— Конечно же, Пеннаккьони, пересказ вы не приготовили!
— Да нет же, мсье, я приготовил! Еще вчера я знал всё наизусть. Я даже брату рассказывал. Только вчера вечером это называлось «стихотворение», а сегодня вы говорите «пересказ», а меня это путает, у меня от такого ступор начинается.
Естественно, я ничего подобного не говорил — слишком боялся. И возвращаюсь я к этой жуткой пытке пересказом у подножия учительской кафедры, только чтобы попытаться уяснить, почему же сегодня любая апелляция к памяти вызывает такое презрение. Может быть, отказ от сохранения в ней прекраснейших страниц изящной словесности и философских сочинений есть лишь желание отвести от себя этих призраков? Может, мы запрещаем себе запоминать эти тексты только потому, что какие-то идиоты превратили их когда-то в тренажеры для памяти? Если дело в этом, значит, одна глупость сменила другую.
Мне могут возразить, что хорошо организованный мозг не нуждается в заучивании наизусть. Он сам найдет, что ему нужно. Он запоминает то, что составляет смысл, и, что бы я там ни говорил, оставляет в стороне чувство прекрасного. Впрочем, он может в один миг найти в своей библиотеке нужную книгу и в две минуты отыскать нужные строчки. Я и сам знаю, где меня ждет мой Лабрюйер, вон он стоит на своей полке, как и Конрад, и Лермонтов, и Перрос, и Чандлер… вся компания тут как тут, расставлена в алфавитном порядке среди такого знакомого пейзажа. Я уж не говорю о киберпространстве, где можно одним движением пальца пролистать всю память человечества. Учить наизусть? Когда память исчисляется гигабайтами?!
Все это верно, но главное в другом.
Когда я учу наизусть, я ничего не замещаю — я добавляю.
Наизусть — на память… В данном случае речь идет о памяти языка.

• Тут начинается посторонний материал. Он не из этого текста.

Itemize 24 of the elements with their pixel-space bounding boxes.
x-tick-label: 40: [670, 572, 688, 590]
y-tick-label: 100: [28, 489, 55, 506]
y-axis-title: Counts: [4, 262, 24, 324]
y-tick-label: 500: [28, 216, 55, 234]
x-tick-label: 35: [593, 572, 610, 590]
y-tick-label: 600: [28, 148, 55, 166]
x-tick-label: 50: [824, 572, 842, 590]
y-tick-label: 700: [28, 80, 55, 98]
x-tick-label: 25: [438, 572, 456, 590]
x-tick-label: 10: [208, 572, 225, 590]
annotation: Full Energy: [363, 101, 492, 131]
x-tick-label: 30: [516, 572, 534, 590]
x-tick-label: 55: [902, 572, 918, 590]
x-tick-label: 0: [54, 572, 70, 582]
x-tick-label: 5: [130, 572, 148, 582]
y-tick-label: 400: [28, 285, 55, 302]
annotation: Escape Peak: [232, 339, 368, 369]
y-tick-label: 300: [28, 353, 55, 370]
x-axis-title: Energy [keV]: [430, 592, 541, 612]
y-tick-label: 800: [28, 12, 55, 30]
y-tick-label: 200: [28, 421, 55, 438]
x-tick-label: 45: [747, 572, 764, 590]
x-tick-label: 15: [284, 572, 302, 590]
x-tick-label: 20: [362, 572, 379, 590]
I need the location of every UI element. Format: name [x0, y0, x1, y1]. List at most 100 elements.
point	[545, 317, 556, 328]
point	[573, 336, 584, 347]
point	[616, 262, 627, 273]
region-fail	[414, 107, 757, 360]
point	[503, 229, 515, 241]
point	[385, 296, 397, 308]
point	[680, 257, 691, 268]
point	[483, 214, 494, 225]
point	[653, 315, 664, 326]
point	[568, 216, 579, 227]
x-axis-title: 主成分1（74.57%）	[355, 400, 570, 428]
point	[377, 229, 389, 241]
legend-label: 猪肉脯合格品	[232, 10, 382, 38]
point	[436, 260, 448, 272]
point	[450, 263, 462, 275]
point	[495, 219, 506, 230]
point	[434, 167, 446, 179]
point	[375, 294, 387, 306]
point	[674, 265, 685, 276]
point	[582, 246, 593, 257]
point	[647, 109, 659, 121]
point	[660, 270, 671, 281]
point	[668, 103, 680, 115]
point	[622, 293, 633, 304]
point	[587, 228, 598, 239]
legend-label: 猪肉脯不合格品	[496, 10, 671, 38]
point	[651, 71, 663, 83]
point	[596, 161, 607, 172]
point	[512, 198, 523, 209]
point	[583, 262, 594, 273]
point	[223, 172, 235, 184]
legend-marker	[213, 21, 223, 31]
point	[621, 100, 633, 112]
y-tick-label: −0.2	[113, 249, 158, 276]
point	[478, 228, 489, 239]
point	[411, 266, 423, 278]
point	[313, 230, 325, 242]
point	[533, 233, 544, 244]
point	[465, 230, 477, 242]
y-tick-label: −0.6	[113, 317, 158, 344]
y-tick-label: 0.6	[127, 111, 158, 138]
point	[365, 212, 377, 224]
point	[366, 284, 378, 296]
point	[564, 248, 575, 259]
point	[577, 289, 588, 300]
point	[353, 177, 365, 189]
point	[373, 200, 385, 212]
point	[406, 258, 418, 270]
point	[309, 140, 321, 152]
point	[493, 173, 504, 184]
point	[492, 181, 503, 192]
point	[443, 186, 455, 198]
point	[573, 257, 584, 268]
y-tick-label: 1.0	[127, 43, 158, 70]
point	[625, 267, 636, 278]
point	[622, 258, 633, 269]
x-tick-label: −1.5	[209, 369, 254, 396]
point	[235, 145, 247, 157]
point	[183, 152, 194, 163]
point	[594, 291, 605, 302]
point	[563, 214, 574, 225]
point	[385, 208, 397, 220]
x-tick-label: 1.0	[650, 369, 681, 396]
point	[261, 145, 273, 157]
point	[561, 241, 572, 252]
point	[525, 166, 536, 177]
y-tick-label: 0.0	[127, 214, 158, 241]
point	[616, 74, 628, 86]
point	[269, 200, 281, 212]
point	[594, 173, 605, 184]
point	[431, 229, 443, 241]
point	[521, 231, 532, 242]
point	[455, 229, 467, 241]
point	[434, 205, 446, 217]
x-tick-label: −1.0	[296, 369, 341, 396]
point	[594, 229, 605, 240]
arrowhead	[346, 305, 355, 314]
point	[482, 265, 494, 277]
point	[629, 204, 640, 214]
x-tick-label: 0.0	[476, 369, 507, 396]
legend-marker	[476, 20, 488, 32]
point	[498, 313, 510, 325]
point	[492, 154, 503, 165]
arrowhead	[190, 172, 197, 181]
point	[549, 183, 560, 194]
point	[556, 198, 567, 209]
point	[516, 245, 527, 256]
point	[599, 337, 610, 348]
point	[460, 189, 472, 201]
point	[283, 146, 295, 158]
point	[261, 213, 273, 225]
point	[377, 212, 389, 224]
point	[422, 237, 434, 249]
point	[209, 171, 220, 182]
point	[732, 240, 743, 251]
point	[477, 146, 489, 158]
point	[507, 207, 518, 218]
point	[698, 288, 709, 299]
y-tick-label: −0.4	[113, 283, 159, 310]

Погрузиться в язык — вот в чем штука.
Выпить чашечку и попросить еще.
Заставляя своих учеников — от шестого класса до выпускного — заучивать столько текстов (по одному в неделю) и рассказывать их каждый день, я окунал их с головой в бурный поток языка — тот, что, протекая сквозь века, бьется в нашу дверь и захлестывает наше жилище. Естественно, вначале они брыкались! Вода казалась им слишком холодной, поток — слишком глубоким, течение — слишком сильным, а сами они — слишком слабыми. Все правильно. Типичный мандраж перед прыжком в воду:
— Ой, у меня не получится!
— У меня память плохая.
(И это они говорят мне, с моей врожденной амнезией!)
— Такой длиииинный кусооок!
— Труууудно!
(Опять же, говорить такое мне, признанному кретину!)
— И потом, стихи… Так сегодня не говорят…
(Ах! Ах! Ах!)
— А отметки будете ставить, мсье?
(А как же!)
И это не считая протестов оскорбленной взрослости:
— Наизусть? Что мы, маленькие, что ли?
— Я не попугай!
Они играли ва-банк, это была настоящая война. И еще они говорили все эти вещи, потому что слышали их от других. Вот, к примеру, их родители, куда как передовые: «Неужели, господин Пеннаккьони, вы задаете им зубрить тексты наизусть? Но мой сын уже не ребенок!» Ваш сын, сударыня, никогда не перестанет быть ребенком перед лицом языка, и вы тоже совершенный младенец, и я смешной карапуз, и все мы, сколько ни на есть, — мелюзга, мелочь, уносимая мощным потоком, бьющим из устного источника Словесности; и вашему сыну захочется в один прекрасный день знать, в каком это языке он плавает, что за поток несет его, питает и утоляет его жажду, и стать самому носителем этой красоты — и с какой гордостью! — и, вот увидите, он будет обожать все это, вкус слов у себя во рту, яркие вспышки мыслей в голове, и откроет необычайные возможности своей памяти, бесконечную гибкость этой резонансной камеры неслыханных размеров, где будут звучать самые прекрасные фразы, где будут жить самые светлые мысли; когда он обнаружит бездонную пропасть своей памяти, то до безумия влюбится во внутриязыковое плавание, с радостью будет нырять и нырять в волны языка, вылавливать из его глубин всё новые и новые тексты, и через всю жизнь пронесет сознание, что вот они там — составляющие его сущности, и станет рассказывать их наизусть, когда вздумается, повторять про себя, чтобы снова ощутить вкус слов. Носитель письменного предания, благодаря ему вновь ставшего устным, он, возможно, даже перескажет их кому-нибудь другому, чтобы поделиться, покрасоваться или предстать в глазах этого другого этаким педантом — оно того стоит. Делая так, он будто бы вернется в дописьменные времена, когда жизнестойкость мысли зависела лишь от нашего голоса.